Cyrus apagó la televisión.
—No quiero ver más.
—Solo con escuchar el nombre de Alex Weller me enfurezco —dijo Emily—. Es un narcisista salvaje y tiene una visión megalomaníaca del mundo. Su forma de ver las cosas lo ciega ante el dolor y el sufrimiento que está provocando. Y la gente que lo sigue como un mesías o un gurú no saben que es un asesino o deciden no creérselo. Por Dios, Cyrus, se llevó todo su equipo de laboratorio a Bar Harbor. Como una especie de doctor Frankenstein.
—Habría usado a Tara en sus experimentos, estoy convencido —musitó Cyrus, con la mirada perdida en la pantalla negra de la televisión—. Voy a matarlo.
Emily dejó escapar un suspiro.
—¿Qué quieres hacer ahora entonces? —preguntó.
—Esto es lo que quiero hacer —contestó él rellenando ambos vasos.
Para cuando hubo oscurecido, Cyrus estaba muy borracho, repantigado en su silla. Emily se había moderado algo, pero no estaba en condiciones de conducir.
Mientras él dormitaba, Emily entró en su dormitorio, quitó las sábanas de la cama y buscó otras limpias en el armario. Rehízo la cama, estirando bien las sábanas nuevas, y fue a buscar a Cyrus. Cuando cayó en la cama, se quitó mecánicamente pantalones y camisa, como un niño pequeño, y los tiró al suelo. Emily los recogió y los colgó.
—¿Me pasas ese libro? —dijo con voz alcohólica, señalando a su mesilla de noche. Era un breve poemario—. Quiero leer un poema.
—¿Cuál? —preguntó ella sentándose en la cama junto a él—. Yo te lo leo.
La habitación se movía de un lado a otro y el libro con ella. No sin cierta dificultad, Cyrus encontró el poema, y señaló una estrofa decididamente con el dedo.
—Este.
Cyrus dejó caer la cabeza sobre la almohada y Emily leyó.
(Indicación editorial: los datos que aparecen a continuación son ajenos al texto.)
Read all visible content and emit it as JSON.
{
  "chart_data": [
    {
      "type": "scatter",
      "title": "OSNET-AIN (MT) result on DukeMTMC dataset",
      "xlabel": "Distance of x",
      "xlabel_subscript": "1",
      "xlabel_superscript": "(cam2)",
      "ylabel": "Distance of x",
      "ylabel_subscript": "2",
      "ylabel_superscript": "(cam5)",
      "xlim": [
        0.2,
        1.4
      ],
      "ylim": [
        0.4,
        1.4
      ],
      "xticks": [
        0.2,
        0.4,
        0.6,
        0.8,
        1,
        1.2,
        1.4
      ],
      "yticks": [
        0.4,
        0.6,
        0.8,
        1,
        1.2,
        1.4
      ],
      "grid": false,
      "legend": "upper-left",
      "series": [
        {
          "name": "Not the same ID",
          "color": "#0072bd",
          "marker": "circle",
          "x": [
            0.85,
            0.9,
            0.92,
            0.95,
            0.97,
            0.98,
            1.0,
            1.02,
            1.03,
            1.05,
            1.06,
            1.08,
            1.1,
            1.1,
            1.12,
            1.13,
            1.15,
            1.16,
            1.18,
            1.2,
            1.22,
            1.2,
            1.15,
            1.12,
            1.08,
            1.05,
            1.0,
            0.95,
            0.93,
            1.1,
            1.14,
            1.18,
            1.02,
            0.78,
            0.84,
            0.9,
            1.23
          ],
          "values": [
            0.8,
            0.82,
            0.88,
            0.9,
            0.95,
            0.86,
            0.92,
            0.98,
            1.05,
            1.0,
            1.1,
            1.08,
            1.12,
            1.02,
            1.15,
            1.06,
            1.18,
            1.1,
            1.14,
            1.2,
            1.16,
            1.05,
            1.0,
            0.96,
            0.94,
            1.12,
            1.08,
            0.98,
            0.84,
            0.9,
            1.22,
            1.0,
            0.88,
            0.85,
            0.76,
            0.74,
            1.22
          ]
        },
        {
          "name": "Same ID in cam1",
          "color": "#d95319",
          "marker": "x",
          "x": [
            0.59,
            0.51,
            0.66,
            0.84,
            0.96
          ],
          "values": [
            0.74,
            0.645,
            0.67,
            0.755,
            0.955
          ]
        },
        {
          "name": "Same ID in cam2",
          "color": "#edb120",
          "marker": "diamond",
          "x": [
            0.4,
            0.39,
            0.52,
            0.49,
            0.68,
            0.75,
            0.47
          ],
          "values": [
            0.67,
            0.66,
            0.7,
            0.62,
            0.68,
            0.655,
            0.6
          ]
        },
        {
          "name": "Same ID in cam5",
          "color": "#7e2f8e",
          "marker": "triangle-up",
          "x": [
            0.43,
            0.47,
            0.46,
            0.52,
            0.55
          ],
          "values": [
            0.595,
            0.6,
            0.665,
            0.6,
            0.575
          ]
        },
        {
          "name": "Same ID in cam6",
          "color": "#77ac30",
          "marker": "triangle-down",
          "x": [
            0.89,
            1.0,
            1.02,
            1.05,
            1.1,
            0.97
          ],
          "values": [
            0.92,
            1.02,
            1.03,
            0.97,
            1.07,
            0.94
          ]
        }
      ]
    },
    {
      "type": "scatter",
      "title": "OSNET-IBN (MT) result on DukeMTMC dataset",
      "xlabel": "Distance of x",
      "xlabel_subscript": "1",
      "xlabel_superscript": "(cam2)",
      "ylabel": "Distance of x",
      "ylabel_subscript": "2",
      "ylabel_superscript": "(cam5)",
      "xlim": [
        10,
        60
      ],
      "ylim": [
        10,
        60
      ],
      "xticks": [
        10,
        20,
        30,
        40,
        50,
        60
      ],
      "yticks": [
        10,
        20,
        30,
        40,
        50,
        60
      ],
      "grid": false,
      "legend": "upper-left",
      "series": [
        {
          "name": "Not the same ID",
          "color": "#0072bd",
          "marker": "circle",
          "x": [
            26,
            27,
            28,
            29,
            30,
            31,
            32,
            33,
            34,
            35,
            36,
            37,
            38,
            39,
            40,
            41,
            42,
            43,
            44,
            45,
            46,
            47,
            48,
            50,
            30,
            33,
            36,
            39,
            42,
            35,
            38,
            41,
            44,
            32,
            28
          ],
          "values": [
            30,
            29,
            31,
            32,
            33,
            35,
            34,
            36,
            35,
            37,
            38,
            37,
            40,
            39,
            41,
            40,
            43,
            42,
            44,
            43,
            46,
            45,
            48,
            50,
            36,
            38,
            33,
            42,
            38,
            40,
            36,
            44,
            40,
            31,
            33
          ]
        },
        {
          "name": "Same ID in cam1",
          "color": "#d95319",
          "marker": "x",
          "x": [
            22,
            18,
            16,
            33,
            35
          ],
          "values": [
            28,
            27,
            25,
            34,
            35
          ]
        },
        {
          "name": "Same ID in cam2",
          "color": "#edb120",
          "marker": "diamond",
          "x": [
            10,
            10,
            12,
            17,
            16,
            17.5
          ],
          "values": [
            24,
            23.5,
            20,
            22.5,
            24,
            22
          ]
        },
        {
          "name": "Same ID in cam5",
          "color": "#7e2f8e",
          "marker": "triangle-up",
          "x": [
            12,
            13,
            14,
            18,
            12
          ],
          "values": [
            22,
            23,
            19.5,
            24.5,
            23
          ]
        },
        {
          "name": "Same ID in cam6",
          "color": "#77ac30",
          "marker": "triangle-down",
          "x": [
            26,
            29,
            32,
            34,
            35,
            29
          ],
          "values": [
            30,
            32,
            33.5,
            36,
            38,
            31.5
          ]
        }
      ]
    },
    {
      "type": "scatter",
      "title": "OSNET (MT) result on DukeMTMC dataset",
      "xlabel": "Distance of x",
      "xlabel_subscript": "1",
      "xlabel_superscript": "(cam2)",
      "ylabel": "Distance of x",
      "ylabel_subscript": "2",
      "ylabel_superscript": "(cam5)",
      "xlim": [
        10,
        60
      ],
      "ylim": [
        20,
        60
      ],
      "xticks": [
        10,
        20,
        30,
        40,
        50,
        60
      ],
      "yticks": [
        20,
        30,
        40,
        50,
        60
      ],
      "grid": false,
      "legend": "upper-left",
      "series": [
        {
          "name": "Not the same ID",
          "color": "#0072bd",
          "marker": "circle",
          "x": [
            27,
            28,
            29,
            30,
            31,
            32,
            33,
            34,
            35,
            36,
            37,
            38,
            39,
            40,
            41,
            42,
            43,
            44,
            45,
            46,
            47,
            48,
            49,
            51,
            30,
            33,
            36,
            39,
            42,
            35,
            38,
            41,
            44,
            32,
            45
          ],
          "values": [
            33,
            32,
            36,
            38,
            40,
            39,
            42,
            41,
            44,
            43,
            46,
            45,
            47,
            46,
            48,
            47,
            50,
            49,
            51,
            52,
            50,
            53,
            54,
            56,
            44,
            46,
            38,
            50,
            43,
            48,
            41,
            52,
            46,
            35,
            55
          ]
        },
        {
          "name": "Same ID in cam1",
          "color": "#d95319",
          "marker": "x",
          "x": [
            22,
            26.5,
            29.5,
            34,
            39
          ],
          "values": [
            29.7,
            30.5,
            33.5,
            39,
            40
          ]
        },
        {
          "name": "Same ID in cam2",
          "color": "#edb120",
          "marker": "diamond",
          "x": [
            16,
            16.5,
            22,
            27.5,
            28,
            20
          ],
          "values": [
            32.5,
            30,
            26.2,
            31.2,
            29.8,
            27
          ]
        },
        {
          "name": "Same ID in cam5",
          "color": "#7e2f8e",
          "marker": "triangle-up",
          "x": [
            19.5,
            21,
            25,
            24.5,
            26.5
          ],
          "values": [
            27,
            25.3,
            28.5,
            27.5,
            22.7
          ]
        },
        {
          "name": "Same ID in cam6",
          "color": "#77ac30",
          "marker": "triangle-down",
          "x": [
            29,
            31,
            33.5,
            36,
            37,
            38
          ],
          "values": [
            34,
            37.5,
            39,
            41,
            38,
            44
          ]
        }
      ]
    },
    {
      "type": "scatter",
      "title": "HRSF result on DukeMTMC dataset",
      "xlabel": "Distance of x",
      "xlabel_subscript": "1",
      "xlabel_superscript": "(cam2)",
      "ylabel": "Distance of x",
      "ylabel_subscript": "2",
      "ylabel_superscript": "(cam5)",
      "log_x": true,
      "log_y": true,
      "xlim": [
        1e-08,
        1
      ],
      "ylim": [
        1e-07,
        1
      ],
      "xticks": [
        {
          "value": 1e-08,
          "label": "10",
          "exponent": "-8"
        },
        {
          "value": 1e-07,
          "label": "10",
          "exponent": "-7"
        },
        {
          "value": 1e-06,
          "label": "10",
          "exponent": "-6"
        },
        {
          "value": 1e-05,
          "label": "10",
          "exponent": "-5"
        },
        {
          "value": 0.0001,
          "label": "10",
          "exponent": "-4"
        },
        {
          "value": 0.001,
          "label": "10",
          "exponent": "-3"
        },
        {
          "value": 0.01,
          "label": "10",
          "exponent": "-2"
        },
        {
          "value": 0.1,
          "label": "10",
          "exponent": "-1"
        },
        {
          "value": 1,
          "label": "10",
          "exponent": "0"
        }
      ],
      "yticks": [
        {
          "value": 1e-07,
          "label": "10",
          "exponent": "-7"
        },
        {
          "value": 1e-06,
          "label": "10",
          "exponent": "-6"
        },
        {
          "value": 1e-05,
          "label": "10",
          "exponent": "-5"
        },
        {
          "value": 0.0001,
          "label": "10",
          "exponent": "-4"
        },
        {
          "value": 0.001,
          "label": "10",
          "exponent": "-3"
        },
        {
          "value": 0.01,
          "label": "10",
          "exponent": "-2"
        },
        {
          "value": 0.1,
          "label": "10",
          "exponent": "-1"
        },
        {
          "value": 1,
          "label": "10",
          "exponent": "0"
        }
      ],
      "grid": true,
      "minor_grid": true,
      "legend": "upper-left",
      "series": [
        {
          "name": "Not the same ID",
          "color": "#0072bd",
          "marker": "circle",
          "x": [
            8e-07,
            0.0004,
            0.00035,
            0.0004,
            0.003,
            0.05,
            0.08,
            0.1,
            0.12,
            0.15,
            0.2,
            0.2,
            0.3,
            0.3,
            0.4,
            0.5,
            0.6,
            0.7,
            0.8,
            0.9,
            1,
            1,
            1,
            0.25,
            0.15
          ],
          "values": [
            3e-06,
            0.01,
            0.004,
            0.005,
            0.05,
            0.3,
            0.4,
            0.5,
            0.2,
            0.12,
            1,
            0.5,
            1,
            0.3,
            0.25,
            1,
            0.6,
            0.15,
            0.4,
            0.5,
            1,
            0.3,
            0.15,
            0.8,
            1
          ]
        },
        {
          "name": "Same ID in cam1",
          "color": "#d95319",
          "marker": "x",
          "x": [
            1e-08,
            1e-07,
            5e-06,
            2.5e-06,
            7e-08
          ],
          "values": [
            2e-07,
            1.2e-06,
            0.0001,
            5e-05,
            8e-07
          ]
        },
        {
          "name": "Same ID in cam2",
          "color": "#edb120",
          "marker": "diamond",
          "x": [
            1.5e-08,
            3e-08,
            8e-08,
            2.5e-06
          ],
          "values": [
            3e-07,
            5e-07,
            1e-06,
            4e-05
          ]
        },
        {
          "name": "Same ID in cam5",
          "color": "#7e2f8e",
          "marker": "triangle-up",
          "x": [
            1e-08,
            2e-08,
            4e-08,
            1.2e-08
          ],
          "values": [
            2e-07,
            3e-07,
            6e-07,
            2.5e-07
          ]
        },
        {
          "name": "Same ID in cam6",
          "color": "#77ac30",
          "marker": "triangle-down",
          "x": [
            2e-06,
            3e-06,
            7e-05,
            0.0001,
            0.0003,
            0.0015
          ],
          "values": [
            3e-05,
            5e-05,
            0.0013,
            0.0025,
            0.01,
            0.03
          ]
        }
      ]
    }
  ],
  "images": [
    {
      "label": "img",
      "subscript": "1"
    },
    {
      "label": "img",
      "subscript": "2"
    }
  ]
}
Y ahí la vemos, por el rabillo del ojo,
pequeño borrón desdibujado, helor que no cesa,
que hace al resuelto indeciso.
La mayoría de cosas nunca ocurrirán: esta sí,
y cobrar conciencia de ello nos quema
en miedo abrasador si estamos solos
o no hay vino.
El valor no vale: el valor es no asustar
a nadie.
El valor no te libra de la tumba.
Gimotees o aguantes, la muerte es la misma.
Cyrus articuló un gruñido de aprobación, cerró los ojos y cayó rendido.
Emily no tenía sueño todavía pero se quitó los zapatos y se tumbó sobre las sábanas, junto a él. Cuando llegó la mañana, seguía allí.